The maximum likelihood estimator for \lambda is given by: \hat{\lambda}^{MLE} = \frac{1}{\overline{X_n}}.
Given that \overline{X_n} = 42.6, we have:
\hat{\lambda}^{MLE} = \frac{1}{42.6}
Next, we calculate the test statistic:
T_{n,LR} = -2\log\left(\frac{L(H_0)}{L(H_1)}\right)
where L(H_0) is the maximum likelihood under the null hypothesis H_0 and L(H_1) is the maximum likelihood under the alternative hypothesis H_1.
Under the null hypothesis H_0, the maximum likelihood \hat{\lambda}^{MLE}_0 is given by \hat{\lambda}^{MLE}_0 = 0.03.

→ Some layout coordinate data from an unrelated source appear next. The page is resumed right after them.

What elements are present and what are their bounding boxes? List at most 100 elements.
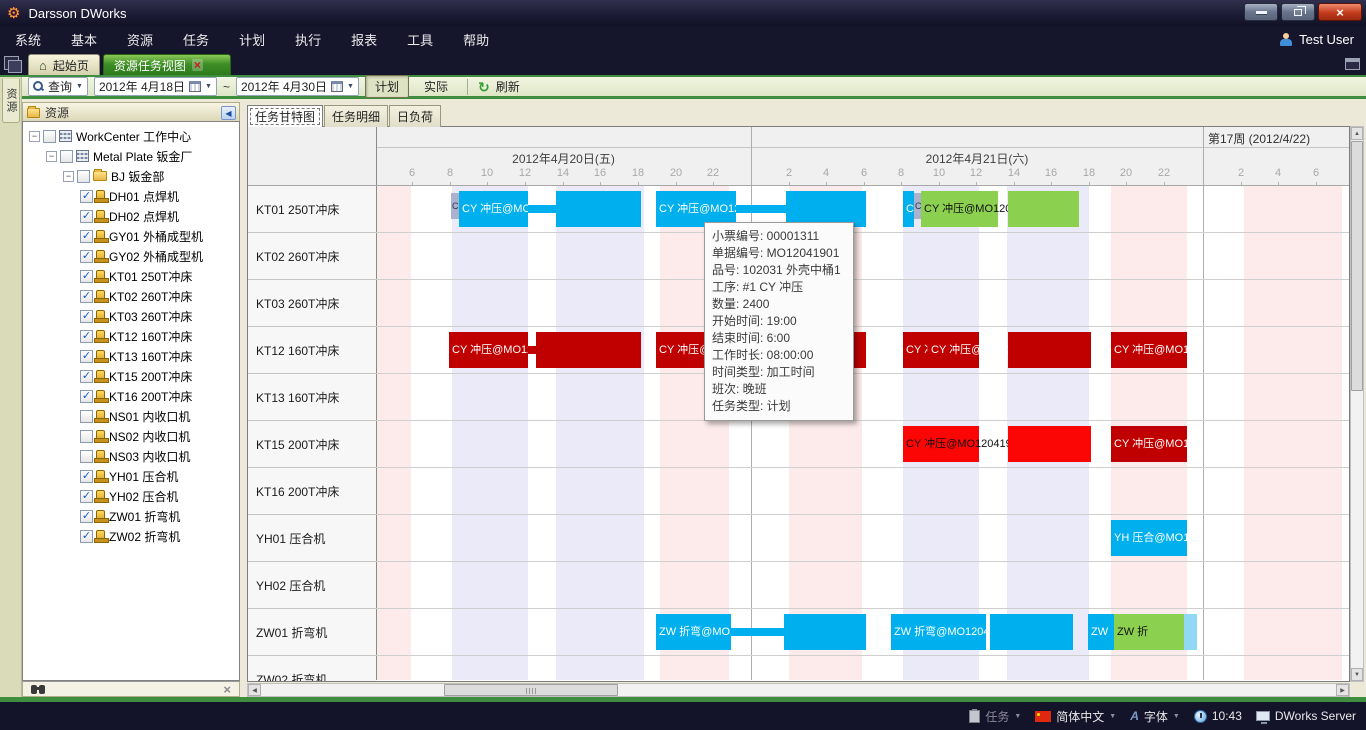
tree-item[interactable]: −Metal Plate 钣金厂 (23, 146, 239, 166)
tree-checkbox[interactable] (80, 450, 93, 463)
vertical-scrollbar[interactable]: ▲ ▼ (1350, 126, 1364, 682)
refresh-button[interactable]: 刷新 (496, 76, 529, 97)
menu-item-基本[interactable]: 基本 (56, 30, 112, 49)
gantt-bar[interactable] (528, 205, 556, 213)
gantt-bar[interactable]: ZW (1088, 614, 1114, 650)
tree-item[interactable]: ✓ZW01 折弯机 (23, 506, 239, 526)
gantt-bar[interactable]: CY 冲 (903, 332, 928, 368)
tree-item[interactable]: ✓KT02 260T冲床 (23, 286, 239, 306)
tree-checkbox[interactable]: ✓ (80, 190, 93, 203)
statusbar-item-任务[interactable]: 任务▼ (969, 708, 1021, 725)
menu-item-系统[interactable]: 系统 (0, 30, 56, 49)
statusbar-item-10:43[interactable]: 10:43 (1194, 709, 1242, 723)
tree-checkbox[interactable] (80, 410, 93, 423)
tree-item[interactable]: −BJ 钣金部 (23, 166, 239, 186)
tree-item[interactable]: ✓GY01 外桶成型机 (23, 226, 239, 246)
gantt-bar[interactable]: ZW 折弯@MO12041901 (891, 614, 986, 650)
gantt-bar[interactable]: CY 冲压@MO12041903 (903, 426, 979, 462)
panels-icon[interactable] (4, 56, 19, 70)
gantt-bar[interactable]: CY 冲压@MO1 (1111, 332, 1187, 368)
chevron-down-icon[interactable]: ▼ (76, 83, 83, 90)
tab-resource-task-view[interactable]: 资源任务视图 × (103, 54, 231, 75)
date-to-picker[interactable]: 2012年 4月30日 ▼ (236, 77, 359, 96)
tree-checkbox[interactable] (77, 170, 90, 183)
tree-checkbox[interactable]: ✓ (80, 510, 93, 523)
gantt-bar[interactable] (556, 191, 641, 227)
tree-item[interactable]: −WorkCenter 工作中心 (23, 126, 239, 146)
gantt-bar[interactable] (731, 628, 784, 636)
gantt-bar[interactable]: CY 冲压@MO12041904 (928, 332, 979, 368)
tree-checkbox[interactable] (43, 130, 56, 143)
tree-checkbox[interactable] (60, 150, 73, 163)
tree-item[interactable]: ✓YH02 压合机 (23, 486, 239, 506)
gantt-bar[interactable] (1008, 426, 1091, 462)
gantt-bar[interactable] (1184, 614, 1197, 650)
gantt-bar[interactable]: YH 压合@MO1 (1111, 520, 1187, 556)
gantt-bar[interactable] (528, 346, 536, 354)
tree-checkbox[interactable]: ✓ (80, 230, 93, 243)
gantt-bar[interactable]: CY 冲压@MO12041902 (921, 191, 998, 227)
statusbar-item-字体[interactable]: A字体▼ (1130, 708, 1180, 725)
menu-item-计划[interactable]: 计划 (224, 30, 280, 49)
tree-item[interactable]: ✓KT03 260T冲床 (23, 306, 239, 326)
tab-start-page[interactable]: ⌂ 起始页 (28, 54, 100, 75)
gantt-bar[interactable] (784, 614, 866, 650)
tree-checkbox[interactable]: ✓ (80, 390, 93, 403)
horizontal-scrollbar[interactable]: ◀ ▶ (247, 683, 1350, 697)
plan-button[interactable]: 计划 (365, 75, 409, 98)
tree-checkbox[interactable]: ✓ (80, 310, 93, 323)
chevron-down-icon[interactable]: ▼ (1109, 713, 1116, 720)
gantt-bar[interactable]: CY 冲压@MO12041904 (449, 332, 528, 368)
tree-item[interactable]: NS02 内收口机 (23, 426, 239, 446)
tree-item[interactable]: ✓KT01 250T冲床 (23, 266, 239, 286)
date-from-picker[interactable]: 2012年 4月18日 ▼ (94, 77, 217, 96)
tree-checkbox[interactable]: ✓ (80, 350, 93, 363)
tree-item[interactable]: ✓KT12 160T冲床 (23, 326, 239, 346)
tree-checkbox[interactable]: ✓ (80, 250, 93, 263)
tab-close-icon[interactable]: × (192, 59, 203, 71)
close-panel-icon[interactable]: × (223, 682, 231, 697)
tree-checkbox[interactable]: ✓ (80, 270, 93, 283)
tree-item[interactable]: ✓DH01 点焊机 (23, 186, 239, 206)
actual-button[interactable]: 实际 (415, 76, 457, 97)
setup-chip[interactable]: C (914, 193, 921, 219)
tree-checkbox[interactable] (80, 430, 93, 443)
chevron-down-icon[interactable]: ▼ (1014, 713, 1021, 720)
restore-button[interactable] (1281, 3, 1315, 21)
menu-item-工具[interactable]: 工具 (392, 30, 448, 49)
chevron-down-icon[interactable]: ▼ (205, 83, 212, 90)
minimize-button[interactable] (1244, 3, 1278, 21)
statusbar-item-DWorks Server[interactable]: DWorks Server (1256, 709, 1356, 723)
menu-item-资源[interactable]: 资源 (112, 30, 168, 49)
tree-checkbox[interactable]: ✓ (80, 530, 93, 543)
expander-icon[interactable]: − (29, 131, 40, 142)
expander-icon[interactable]: − (63, 171, 74, 182)
setup-chip[interactable]: C (451, 193, 459, 219)
menu-item-报表[interactable]: 报表 (336, 30, 392, 49)
collapse-panel-button[interactable]: ◀ (221, 106, 236, 120)
tree-checkbox[interactable]: ✓ (80, 490, 93, 503)
scroll-right-icon[interactable]: ▶ (1336, 684, 1349, 696)
window-list-icon[interactable] (1345, 58, 1360, 70)
tab-task-detail[interactable]: 任务明细 (324, 105, 388, 127)
vscroll-thumb[interactable] (1351, 141, 1363, 391)
tree-item[interactable]: ✓DH02 点焊机 (23, 206, 239, 226)
tree-checkbox[interactable]: ✓ (80, 290, 93, 303)
menu-item-执行[interactable]: 执行 (280, 30, 336, 49)
scroll-left-icon[interactable]: ◀ (248, 684, 261, 696)
gantt-bar[interactable] (1008, 332, 1091, 368)
gantt-bar[interactable]: CY 冲压@MO12041901 (459, 191, 528, 227)
collapsed-panel-tab[interactable]: 资源 (2, 79, 20, 123)
close-button[interactable]: × (1318, 3, 1362, 21)
tree-item[interactable]: NS01 内收口机 (23, 406, 239, 426)
tree-item[interactable]: ✓KT15 200T冲床 (23, 366, 239, 386)
menu-item-任务[interactable]: 任务 (168, 30, 224, 49)
tree-item[interactable]: ✓KT16 200T冲床 (23, 386, 239, 406)
scroll-down-icon[interactable]: ▼ (1351, 668, 1363, 681)
tree-item[interactable]: NS03 内收口机 (23, 446, 239, 466)
tree-item[interactable]: ✓YH01 压合机 (23, 466, 239, 486)
tree-item[interactable]: ✓KT13 160T冲床 (23, 346, 239, 366)
gantt-bar[interactable] (1008, 191, 1079, 227)
gantt-bar[interactable] (536, 332, 641, 368)
menu-item-帮助[interactable]: 帮助 (448, 30, 504, 49)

So, the likelihood under H_0 is:
L(H_0) = \prod_{i=1}^n g(x_i; \lambda = 0.03)
where g(x; \lambda) is the given pdf.
Similarly, under the alternative hypothesis H_1, the likelihood is:
L(H_1) = \prod_{i=1}^n g(x_i; \lambda = \hat{\lambda}^{MLE})
Now, using the calculated values of \hat{\lambda}^{MLE}, \hat{\lambda}^{MLE}_0 and the given values of n and \overline{X_n}, we can calculate the test statistic T_{n,LR}.
Once we have the value of T_{n,LR}, we can calculate the p-value of the likelihood ratio test using the chi-square distribution with 1 degree of freedom.
The p-value is given by:
p^{LR} = P(\chi^2 > T_{n,LR})
where \chi^2 is the chi-square distribution.
To determine the conclusion of the likelihood ratio test, we compare the calculated p-value with the significance level \alpha = 0.05. If the p-value is less than \alpha, we reject the null hypothesis H_0. Otherwise, we do not reject H_0.